10. Now it is no doubt true that under the agreement of sale the assessee had a right to have the sale transaction gone through and to have a sale deed executed by the vendor. Any expenses incurred, if the vendor had voluntarily executed the sale deed, would have formed part of the cost of the capital asset acquired, viz., the land. Since it was not possible for the assessee to have the sale deed executed, the assessee had to file a suit. The remedy resorted to by the assessee, viz., filing a suit, was to enforce the right to obtain title to the land agreed to be sold by the vendor. In such a case, their is no question of the litigation expenditure being incurred for protecting any asset in the form of land, because that asset was never acquired by the assessee and did not belong to the assessee. It is, therefore, difficult to accept the contention of the learned counsel for the assessee that the litigation expenses must be treated as revenue expenditure. The Tribunal was clearly right in taking the view that if and when the assessee succeeded in getting the land, the litigation expenses would have formed part of the cost of acquiring the capital asset. Question No. 1 must, therefore, be answered in the negative.

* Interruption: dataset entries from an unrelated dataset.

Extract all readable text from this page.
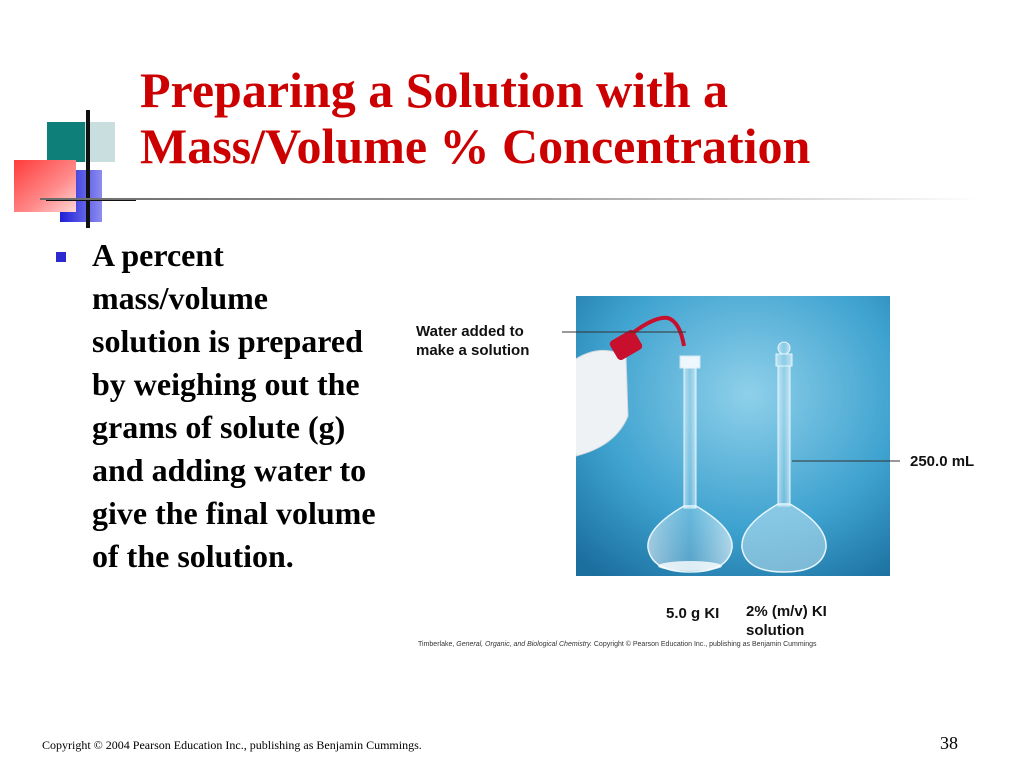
Preparing a Solution with a
Mass/Volume % Concentration

A percent mass/volume solution is prepared by weighing out the grams of solute (g) and adding water to give the final volume of the solution.

Water added to make a solution
250.0 mL
5.0 g KI 2% (m/v) KI solution
Timberlake, General, Organic, and Biological Chemistry. Copyright © Pearson Education Inc., publishing as Benjamin Cummings
Copyright © 2004 Pearson Education Inc., publishing as Benjamin Cummings.	38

11. Now so far as the second question is concerned, it is difficult for us to see how there was any obligation on the part of the assessee to take out an insurance policy of the nature taken out to protect one of the directors against loss of personal luggage, accident sickness, etc., The company would not be liable to its director if the director's personal luggage was lost in the course of his travel. Even if the director fell ill, it is difficult to see how, in the absence of any binding obligation on the company, the company was bound to provide for the expenditure incurred by the director consequent upon his sickness. The Tribunal also found that the insurance proposal itself was submitted not by the company but by the director. If there was no obligation on the assessee-company to reimburse the director in respect of loss of personal luggage or loss resulting from accident or sickness, it is clear that taking out such insurance and payment of insurance premium cannot be said to be expenses incurred wholly and exclusively for the purposes of the business of the assessee-company. The second question must also, therefore, be answered against the assessee-company.
12. The two questions referred are, therefore, answered as follows :
Question No. 1 : In the negative and against the assessee.
Question No. 2 : In the negative and against the assessee.
13. The assessee to pay cost of the reference.